1 Introduction

The World Wide Web users, unsurprisingly experience information overload. Recommender system (RS) is a tool to filter data according to interest of the active user. Till date, Collaborative filtering (CF) is the most successful approach employed in a recommendation system. In CF, opinions are gathered from likeminded users (neighbor users) of active user and used in the decision making process. The Memory based and Model based algorithms are the two categories of CF algorithms. Model-based algorithms are based on predictive model. The general idea is to extract some data from the user-item ratings database and use that as a “model” to make recommendations without using entire database each time. The user-item ratings are modeled with a small set of latent factors that represents characteristics of the items and users (i.e. category of items and preference of users etc.) in the system. This model is then trained and later used to make recommendations. The Memory based approach works on the phenomenon that user who has similar preferences in the past will share similar preferences in the future. Hence, the memory based approach utilizes the entire rating matrix to find the most similar user among the set of users for active user. This set of most similar user is called neighborhood and therefore it is named as neighborhood-based method (Töscher et al. 2008). Memory based algorithms can be classified into two broad categories: User-based CF and Item-based CF algorithms.

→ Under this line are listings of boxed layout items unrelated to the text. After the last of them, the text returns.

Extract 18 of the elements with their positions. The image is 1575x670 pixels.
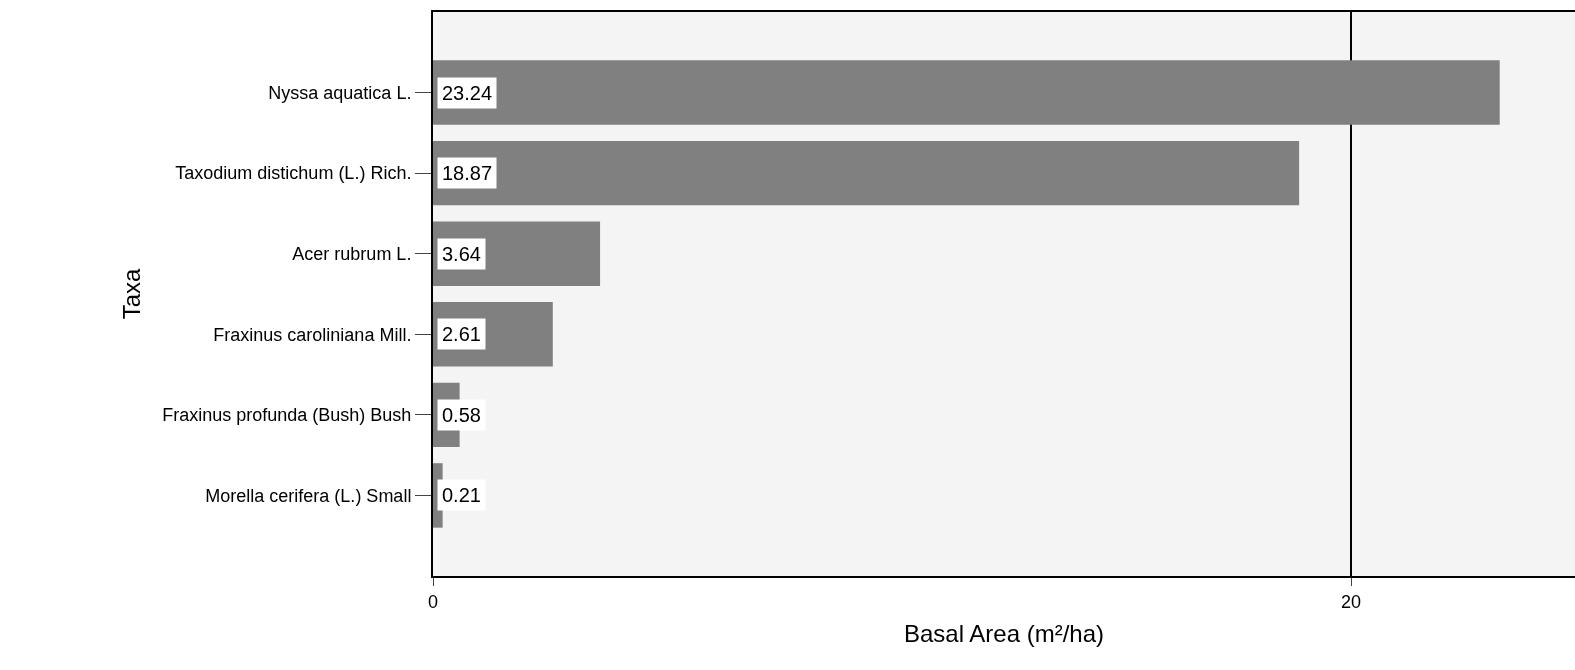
- data-label: 23.24: [442, 82, 493, 104]
- y-tick-label: Taxodium distichum (L.) Rich.: [175, 163, 412, 184]
- y-tick-label: Morella cerifera (L.) Small: [205, 485, 412, 506]
- x-axis-title: Basal Area (m²/ha): [903, 620, 1105, 648]
- data-label: 0.58: [442, 404, 481, 426]
- y-tick-label: Fraxinus profunda (Bush) Bush: [162, 405, 412, 426]
- data-label: 3.64: [442, 243, 481, 265]
- data-label: 2.61: [442, 323, 481, 345]
- x-tick-label: 20: [1340, 591, 1362, 612]
- y-tick-label: Fraxinus caroliniana Mill.: [213, 324, 412, 345]
- data-label: 0.21: [442, 484, 481, 506]
- y-tick-label: Acer rubrum L.: [292, 244, 412, 265]
- y-axis-title: Taxa: [117, 268, 145, 320]
- bar: [433, 140, 1300, 206]
- y-tick-label: Nyssa aquatica L.: [268, 82, 412, 103]
- bar: [433, 60, 1500, 125]
- data-label: 18.87: [442, 162, 493, 184]
- x-tick-label: 0: [427, 591, 439, 612]
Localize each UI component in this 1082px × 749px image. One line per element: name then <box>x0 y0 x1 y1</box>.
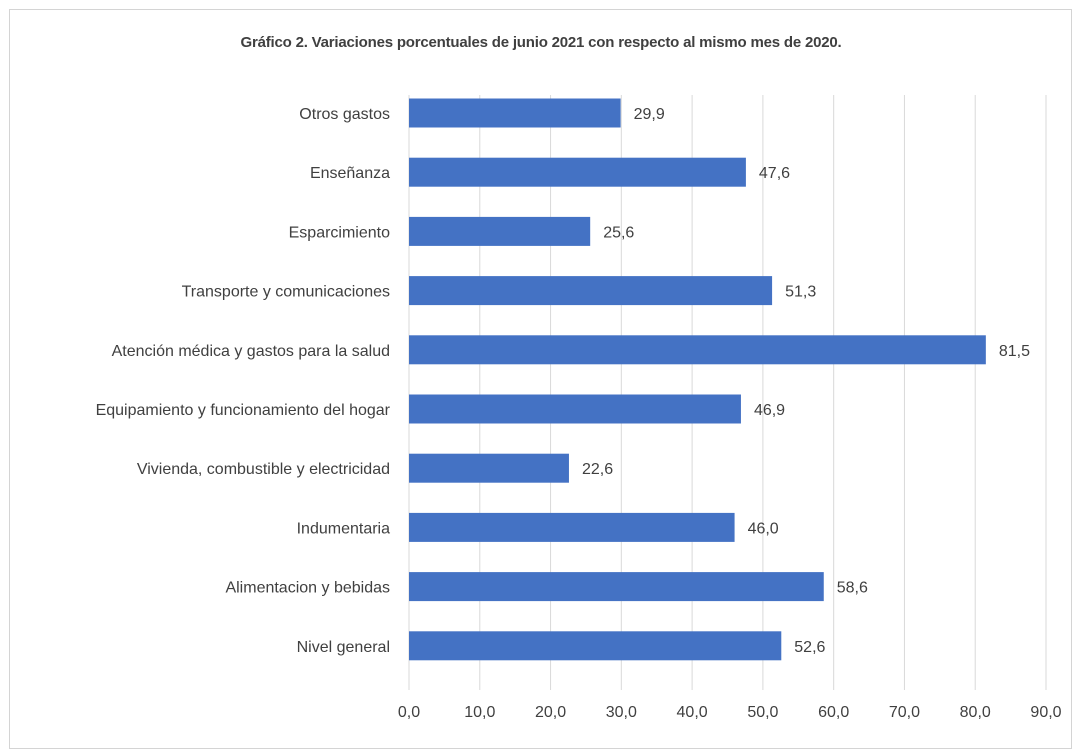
data-label: 46,0 <box>748 520 779 537</box>
bar <box>409 98 621 128</box>
chart-title: Gráfico 2. Variaciones porcentuales de j… <box>240 34 842 51</box>
data-label: 22,6 <box>582 461 613 478</box>
bar <box>409 512 735 542</box>
x-tick-label: 20,0 <box>535 704 566 721</box>
x-tick-label: 90,0 <box>1030 704 1061 721</box>
x-tick-label: 40,0 <box>677 704 708 721</box>
category-label: Equipamiento y funcionamiento del hogar <box>96 402 391 419</box>
category-label: Esparcimiento <box>289 224 390 241</box>
x-tick-label: 70,0 <box>889 704 920 721</box>
data-label: 81,5 <box>999 343 1030 360</box>
bar <box>409 216 591 246</box>
category-label: Transporte y comunicaciones <box>182 284 390 301</box>
x-tick-label: 50,0 <box>747 704 778 721</box>
bar <box>409 631 782 661</box>
bar <box>409 335 986 365</box>
x-tick-label: 0,0 <box>398 704 420 721</box>
bar-chart: 0,0 10,0 20,0 30,0 40,0 50,0 60,0 70,0 80,0 90,0 O… <box>96 95 1062 721</box>
x-tick-label: 60,0 <box>818 704 849 721</box>
chart-frame <box>9 9 1072 749</box>
bar <box>409 276 773 306</box>
data-label: 25,6 <box>603 224 634 241</box>
data-label: 58,6 <box>837 580 868 597</box>
data-label: 51,3 <box>785 284 816 301</box>
bar <box>409 394 741 424</box>
bar <box>409 157 746 187</box>
category-label: Enseñanza <box>310 165 390 182</box>
category-label: Atención médica y gastos para la salud <box>112 343 390 360</box>
bar <box>409 572 824 602</box>
category-label: Indumentaria <box>297 520 390 537</box>
data-label: 52,6 <box>794 639 825 656</box>
x-tick-label: 10,0 <box>464 704 495 721</box>
x-tick-label: 30,0 <box>606 704 637 721</box>
data-label: 29,9 <box>634 106 665 123</box>
data-label: 46,9 <box>754 402 785 419</box>
category-label: Alimentacion y bebidas <box>225 580 390 597</box>
category-label: Otros gastos <box>299 106 390 123</box>
bar <box>409 453 569 483</box>
x-tick-label: 80,0 <box>960 704 991 721</box>
category-label: Vivienda, combustible y electricidad <box>137 461 390 478</box>
category-label: Nivel general <box>297 639 390 656</box>
data-label: 47,6 <box>759 165 790 182</box>
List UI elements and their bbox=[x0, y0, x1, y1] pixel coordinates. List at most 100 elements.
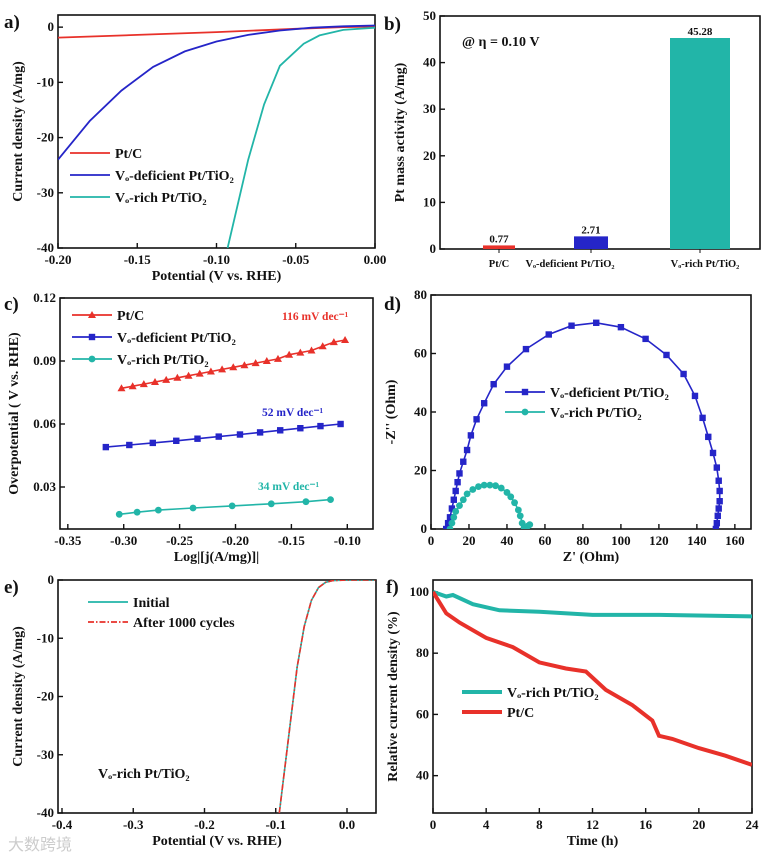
y-tick-label: 0.03 bbox=[33, 479, 56, 494]
x-tick-label: 120 bbox=[649, 533, 669, 548]
data-point bbox=[715, 477, 722, 484]
y-tick-label: -20 bbox=[37, 130, 54, 145]
x-tick-label: 0.00 bbox=[364, 252, 387, 267]
data-point bbox=[716, 498, 723, 505]
x-tick-label: -0.35 bbox=[54, 533, 82, 548]
category-label: Pt/C bbox=[489, 259, 509, 270]
bar-value-label: 45.28 bbox=[688, 26, 713, 38]
y-tick-label: 0 bbox=[48, 19, 55, 34]
panel-label: b) bbox=[384, 14, 401, 35]
data-point bbox=[503, 363, 511, 370]
data-point bbox=[318, 342, 327, 350]
legend-item: Vₒ-rich Pt/TiO₂ bbox=[462, 686, 599, 701]
y-axis-label: Relative current density (%) bbox=[386, 611, 401, 782]
data-point bbox=[713, 464, 721, 471]
data-point bbox=[327, 496, 334, 503]
data-point bbox=[526, 521, 534, 529]
y-tick-label: 60 bbox=[416, 706, 429, 721]
y-tick-label: 40 bbox=[414, 404, 427, 419]
x-tick-label: -0.30 bbox=[110, 533, 137, 548]
data-point bbox=[522, 345, 530, 353]
x-tick-label: -0.2 bbox=[194, 817, 215, 832]
bar bbox=[670, 37, 730, 249]
y-tick-label: -20 bbox=[37, 689, 54, 704]
legend-label: Pt/C bbox=[507, 706, 534, 721]
slope-annotation: 34 mV dec⁻¹ bbox=[258, 481, 319, 493]
x-axis-label: Potential (V vs. RHE) bbox=[152, 269, 282, 284]
panel-d: d) 0 20 40 60 80 -Z'' (Ohm) 0 20 40 60 80 100 120 140 1… bbox=[384, 287, 752, 565]
series-v-deficient-pt-tio- bbox=[102, 420, 344, 451]
y-tick-label: 20 bbox=[423, 148, 436, 163]
data-point bbox=[215, 433, 222, 440]
x-tick-label: -0.05 bbox=[282, 252, 310, 267]
x-tick-label: -0.4 bbox=[52, 817, 73, 832]
legend-label: Vₒ-deficient Pt/TiO₂ bbox=[117, 331, 236, 346]
x-tick-label: 60 bbox=[538, 533, 551, 548]
y-axis-label: Current density (A/mg) bbox=[11, 626, 26, 767]
data-point bbox=[617, 323, 625, 331]
series-v-rich-pt-tio- bbox=[446, 481, 534, 529]
series-line bbox=[433, 590, 752, 619]
x-tick-label: 20 bbox=[462, 533, 475, 548]
y-tick-label: 80 bbox=[416, 645, 429, 660]
x-tick-label: -0.10 bbox=[334, 533, 361, 548]
data-point bbox=[154, 506, 162, 514]
data-point bbox=[184, 371, 193, 379]
data-point bbox=[262, 357, 271, 364]
data-point bbox=[463, 446, 471, 454]
data-point bbox=[699, 414, 706, 422]
data-point bbox=[173, 373, 182, 381]
data-point bbox=[194, 435, 201, 442]
series-line bbox=[278, 580, 376, 813]
data-point bbox=[480, 481, 488, 489]
legend-label: Vₒ-deficient Pt/TiO₂ bbox=[115, 169, 234, 184]
data-point bbox=[329, 338, 338, 346]
data-point bbox=[133, 508, 141, 516]
legend-item: Vₒ-rich Pt/TiO₂ bbox=[70, 191, 207, 206]
legend-label: Vₒ-deficient Pt/TiO₂ bbox=[550, 386, 669, 401]
legend-label: Vₒ-rich Pt/TiO₂ bbox=[550, 406, 642, 421]
data-point bbox=[173, 437, 180, 444]
panel-label: a) bbox=[4, 12, 20, 33]
y-tick-label: 0.06 bbox=[33, 416, 56, 431]
legend-item: Vₒ-deficient Pt/TiO₂ bbox=[505, 386, 669, 401]
y-tick-label: -40 bbox=[37, 240, 54, 255]
x-tick-label: -0.3 bbox=[123, 817, 144, 832]
data-point bbox=[642, 335, 649, 343]
data-point bbox=[490, 381, 497, 388]
data-point bbox=[713, 519, 721, 527]
y-tick-label: 10 bbox=[423, 194, 436, 209]
legend-item: After 1000 cycles bbox=[88, 616, 235, 631]
x-tick-label: 140 bbox=[687, 533, 707, 548]
plot-frame bbox=[59, 297, 374, 530]
data-point bbox=[256, 429, 264, 436]
data-point bbox=[444, 519, 452, 527]
data-point bbox=[480, 400, 488, 407]
x-tick-label: 12 bbox=[586, 817, 599, 832]
y-tick-label: 30 bbox=[423, 101, 436, 116]
data-point bbox=[218, 365, 227, 373]
legend-item: Pt/C bbox=[462, 706, 534, 721]
data-point bbox=[712, 525, 720, 529]
annotation: @ η = 0.10 V bbox=[462, 35, 540, 50]
data-point bbox=[463, 490, 471, 498]
data-point bbox=[454, 479, 461, 486]
data-point bbox=[139, 380, 148, 388]
data-point bbox=[88, 311, 96, 318]
data-point bbox=[448, 519, 456, 527]
y-axis-label: Overpotential ( V vs. RHE) bbox=[7, 332, 22, 495]
data-point bbox=[521, 388, 529, 396]
data-point bbox=[149, 439, 156, 447]
data-point bbox=[503, 489, 511, 496]
data-point bbox=[511, 499, 518, 507]
data-point bbox=[251, 359, 260, 367]
data-point bbox=[516, 512, 524, 520]
x-tick-label: 24 bbox=[746, 817, 760, 832]
legend-item: Pt/C bbox=[70, 147, 142, 162]
x-axis-label: Time (h) bbox=[567, 834, 619, 849]
data-point bbox=[593, 319, 600, 326]
data-point bbox=[492, 482, 499, 490]
series-v-rich-pt-tio- bbox=[115, 496, 334, 518]
panel-label: d) bbox=[384, 294, 401, 315]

Although, CF is a very popular and successful approach, sparsity is a major problem that limits its usefulness. In a RS, the quantity of users and items are unsurprisingly ever increasing. However, due to this many users that are very active may have rated or purchased very limited items from the total items available. Even very popular items might have been purchased or rated by a few users. Consequently there exists high sparsity in user-item ratings matrix. According to Sarwar et al. (2001) the density of matrix is lower than 1 %. The core of CF algorithms is to find similar users or items, but due to extremely sparse user ratings matrix available it is hard to find similar users or items rendering poor performance of CF. In case the system manages to evaluate similarity, it may be possible that this similarity may be not trustworthy. The reason being the amount of information processed was insufficient.

This paper proposes a new CF approach to address the issue of sparsity. Firstly, the biclustering is adapted for dimension reduction, as well as to simultaneously group (clusters) the users and items of the rating data matrix. The similarity between users or items is computed on the basis of the group they belong to. The prediction for an unknown target rating is made by adapting user-based and item-based approaches. The user-based and the item-based approaches utilize the computed users/items similarity respectively. Finally the approach fuses these resultant predictions to estimate the final rating.

2 Background work

In last few years, many researchers have integrated Clustering (Kant and Ansari 2015) with several CF based RS in order to address the sparsity problem. The pioneer work in this field (Sarwar et al. 2002) focuses on partitioning the ratings database into smaller sets by creating clusters of users who have similar preferences. O’Connor and Herlocker (2001) experimented by applying various clustering algorithms to partition items. Xue et al. (2005) used clustering in order to smooth data and for neighborhood selection. Jiang et al. (2006) proposed to combine the iterative clustering algorithm with k-Nearest Neighbor. Here the iterative clustering approach was used to exploit the voting information and also used as a smoothing method to the k-Nearest Neighbor approach.

Huang and Yin (2010) showed that Clustering CF provide more accurate predictions if sparsity of data is too high. Birtolo et al. (2011) confirmed it with their experiments that takes advantage of clustering-based CF. Birtolo and Ronca (2013) proposed two clustering-based algorithms for CF. The first algorithm was based on Fuzzy C-mean clustering and the other one combined trust and similarity. The proposed framework improves quality and coverage of recommendation. Zhang et al. (2014a) adapted user clustering regularization term in their model to optimize standard matrix factorization. This approach integrated user information along with the user-item ratings information to enhance the performance of the recommendation system.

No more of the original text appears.